Maria Célia Delduque

A Diretoria Regional de Brasília - Direb representa a Fiocruz junto aos poderes da União, organismos nacionais e internacionais, e contribui para a consolidação do SUS, por meio da formação de quadros estratégicos, do desenvolvimento e difusão de conhecimentos e tecnologias inovadoras, em cooperação interna e externa, que respondam às necessidades da gestão da saúde, nos âmbitos federal e regional. Há 12 anos, Maria Célia Delduque acompanha o crescimento dessa diretoria.

Qual sua formação profissional?

A minha formação profissional é em Direito. Especializei-me em Direito Sanitário em vista de meu íntimo vínculo com a saúde pública.

Trabalha há quantos anos na Fiocruz?

Estou na Fiocruz Brasília desde 1995, portanto há 12 anos. Vivenciei muitos momentos e tive o privilégio de acompanhar pari passu o crescimento da Direb, desde os tempos em que era apenas Coreb e funcionava em uma salinha no anexo do Ministério da Saúde, até os dias de hoje em que reivindica para si o reconhecimento de uma Diretoria Regional com atuação no Centro-oeste e  do Núcleo Federal de Ensino.

Em que área?

Hoje coordeno um Programa de Direito Sanitário com mais três advogados formados na área, mas já funcionei muito tempo na Administração da Fiocruz Brasilia, quando ainda éramos um núcleo pequeno. Estar hoje na Direb, com a bagagem cultural determinada por sua localização, me torna apta a determinar os rumos que o Programa de Direito Sanitário deve privilegiar e quais os resultados devo esperar. O Centro-Oeste é diferente de todo o resto do Brasil e não estou falando apenas no aspecto biótico, mas da formação desta região, a criação da cidade sede da capital e do grupo humano que aqui habita. É diferente do resto do Brasil, o modo de determinar-se, e conhecer este pormenor dá uma enorme vantagem na escolha de estratégias e na tomada de decisão.

Sempre trabalhou em Brasília?

Sempre. Antes da Direb, fui servidora do CNPq. Trabalhei com Celina Roitman na Superintendência das Ciências da Vida  que abrigava os processos de bolsa e de pesquisa na área da saúde. Nesta época eu já conhecia a Fiocruz e um grupo grande de pesquisadores renomados da Fiocruz, por intermédio de seus trabalhos financiados pelo CNPq. Quando a Dra.Celina Roitman recebeu a incumbência do então presidente da Fiocruz, Dr. Carlos Morel, para chefiar a então Coreb, ela me convidou para vir com ela. Depois de algum tempo trabalhando como cedida, optei em transferir-me para a instituição.

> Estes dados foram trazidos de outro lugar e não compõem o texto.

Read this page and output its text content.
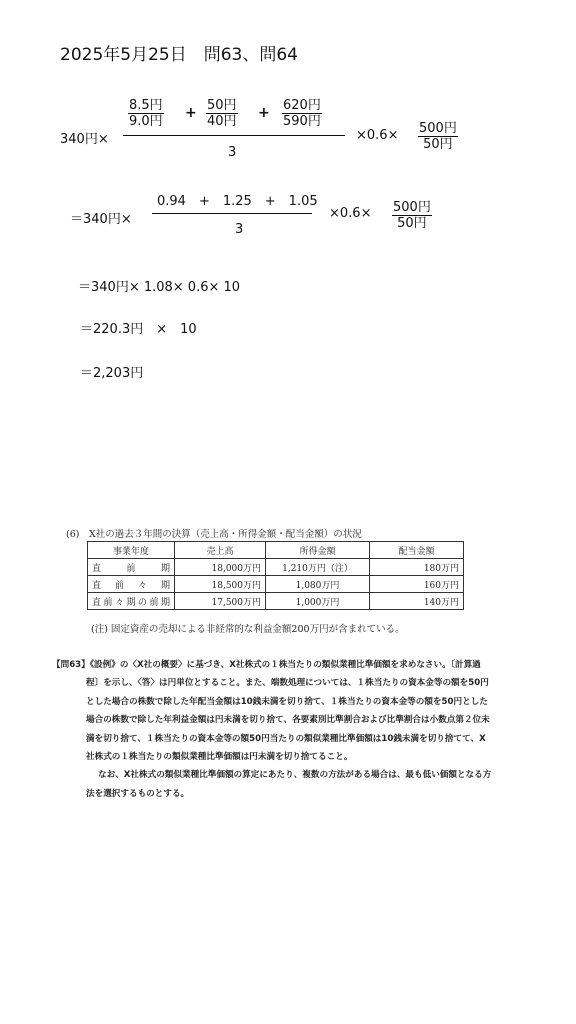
2025年5月25日　問63、問64
340円×
8.5円
9.0円
+ 50円
40円
+ 620円
590円
3
×0.6× 500円
50円
＝340円×
0.94　+　1.25　+　1.05
3
×0.6× 500円
50円
＝340円× 1.08× 0.6× 10
＝220.3円　×　10
＝2,203円
(6)　X社の過去３年間の決算（売上高・所得金額・配当金額）の状況
事業年度	売上高	所得金額	配当金額
直　前　期	18,000万円	1,210万円（注）	180万円
直　前　々　期	18,500万円	1,080万円	160万円
直前々期の前期	17,500万円	1,000万円	140万円
(注) 固定資産の売却による非経常的な利益金額200万円が含まれている。

【問63】《設例》の〈X社の概要〉に基づき、X社株式の１株当たりの類似業種比準価額を求めなさい。〔計算過程〕を示し、〈答〉は円単位とすること。また、端数処理については、１株当たりの資本金等の額を50円とした場合の株数で除した年配当金額は10銭未満を切り捨て、１株当たりの資本金等の額を50円とした場合の株数で除した年利益金額は円未満を切り捨て、各要素別比準割合および比準割合は小数点第２位未満を切り捨て、１株当たりの資本金等の額50円当たりの類似業種比準価額は10銭未満を切り捨てて、X社株式の１株当たりの類似業種比準価額は円未満を切り捨てること。

なお、X社株式の類似業種比準価額の算定にあたり、複数の方法がある場合は、最も低い価額となる方法を選択するものとする。
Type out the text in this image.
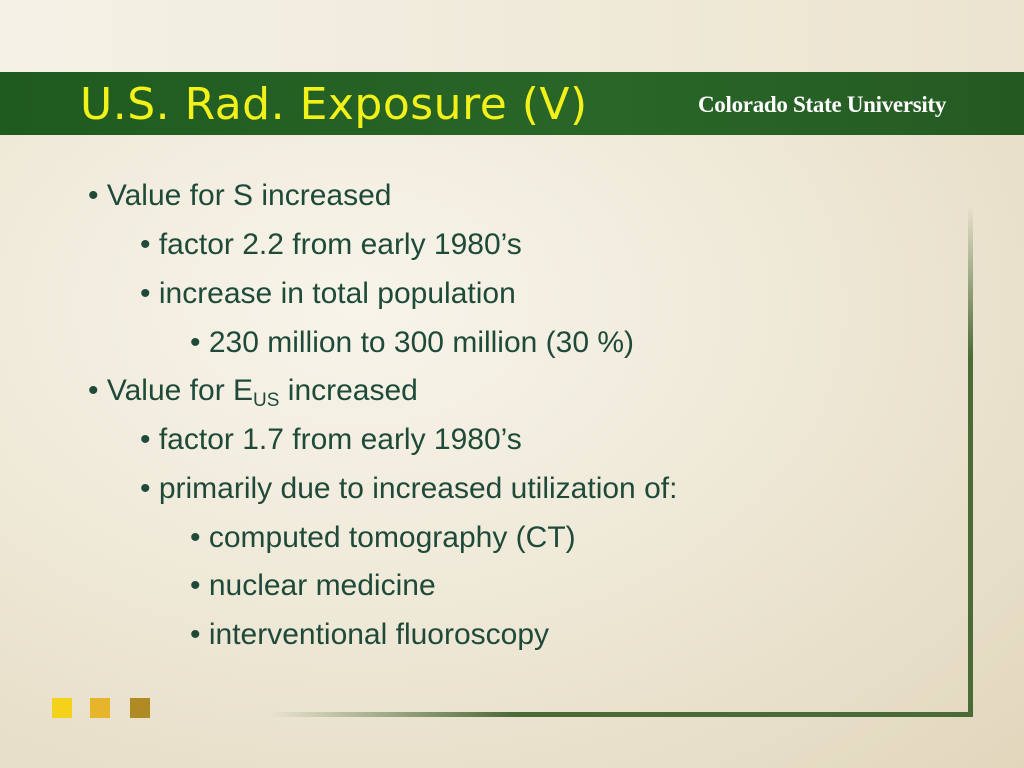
U.S. Rad. Exposure (V)	Colorado State University
• Value for S increased
• factor 2.2 from early 1980’s
• increase in total population
• 230 million to 300 million (30 %)
• Value for $E_{US}$ increased
• factor 1.7 from early 1980’s
• primarily due to increased utilization of:
• computed tomography (CT)
• nuclear medicine
• interventional fluoroscopy
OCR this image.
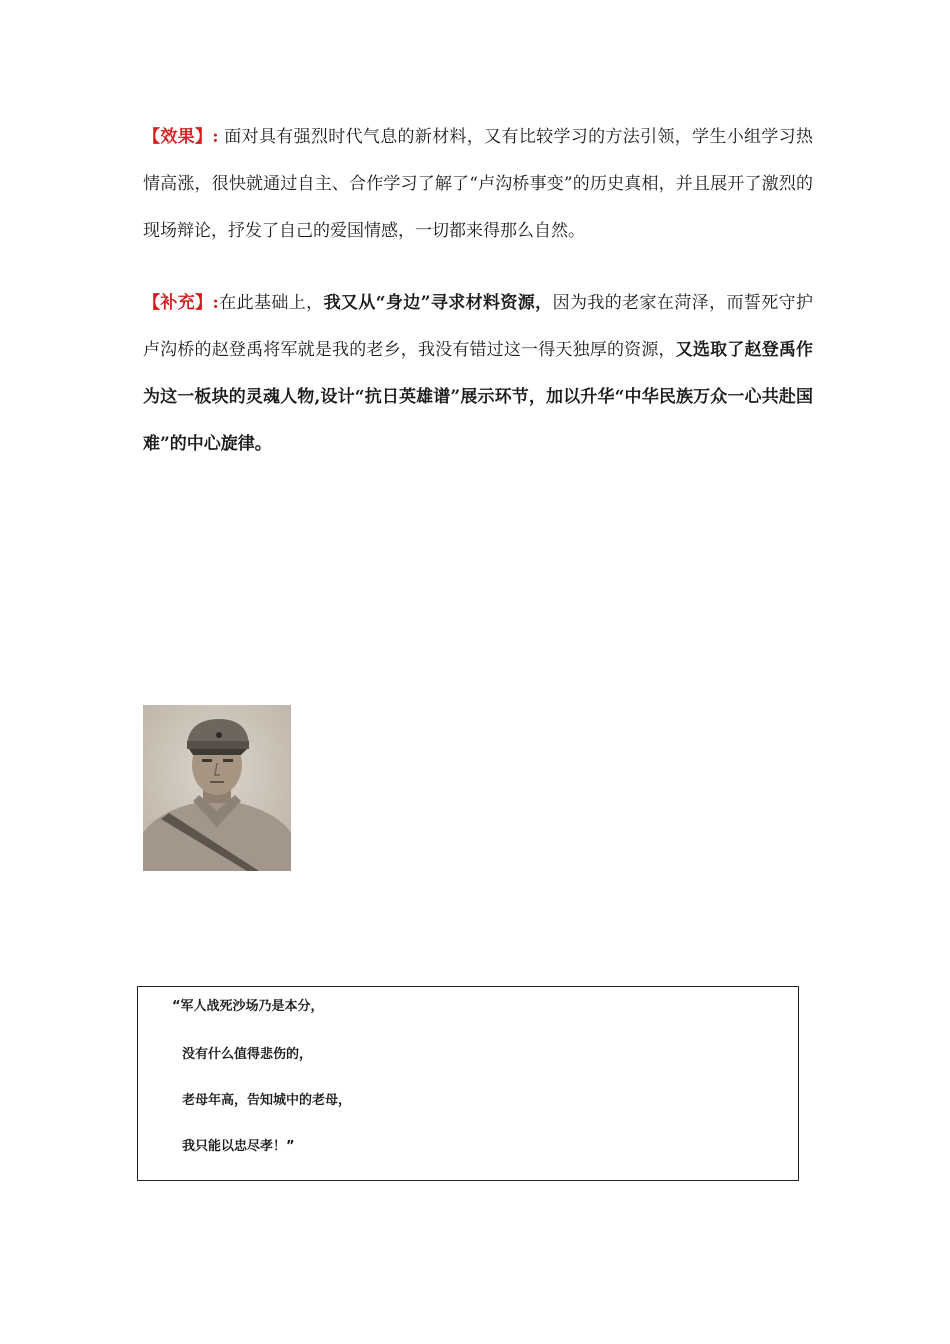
【效果】: 面对具有强烈时代气息的新材料，又有比较学习的方法引领，学生小组学习热情高涨，很快就通过自主、合作学习了解了“卢沟桥事变”的历史真相，并且展开了激烈的现场辩论，抒发了自己的爱国情感，一切都来得那么自然。

【补充】:在此基础上，我又从“身边”寻求材料资源，因为我的老家在菏泽，而誓死守护卢沟桥的赵登禹将军就是我的老乡，我没有错过这一得天独厚的资源，又选取了赵登禹作为这一板块的灵魂人物,设计“抗日英雄谱”展示环节，加以升华“中华民族万众一心共赴国难”的中心旋律。

“军人战死沙场乃是本分，
没有什么值得悲伤的，
老母年高，告知城中的老母，
我只能以忠尽孝！”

Qual a importância dessa diretoria em Brasília?

Acredito que sempre teve uma importância muito grande para a sede institucional no Rio de Janeiro. Estar na capital da República é estar próximo ao centro nervoso das decisões políticas do país e esta localização privilegiada da Direb, além de ser estratégica, possui também uma dimensão simbólica que às vezes é esquecida.

Como vem sendo o crescimento da atuação da Direb ai?

Crescer sempre traz alegrias mas também inseguranças e dor. Crescer não é algo ruim, muito ao contrário, crescer com uma condução adequada é prenúncio de experimentar a etapa da maturidade com mais certezas e segurança. Acho que a atual direção está plenamente apta a conduzir a Direb a esse salto de qualidade funcional com  serenidade e competência que se requer para levar a Unidade ao seu destino de ser a Fiocruz no Centro-Oeste.

A proximidade física com o Ministério da Saúde vem a proporcionar que tipos de parcerias?

Creio tratar-se mais que proximidade com o Ministério da Saúde. Nós somos Ministério da Saúde! Tanto isso é verdade que a Fiocruz Brasilia funciona dentro das instalações físicas do Ministério. Acho que como órgão da administração indireta do MS temos muito a contribuir para a formulação das políticas na área da saúde, temos uma expertise extremamente útil aos dirigentes ministeriais.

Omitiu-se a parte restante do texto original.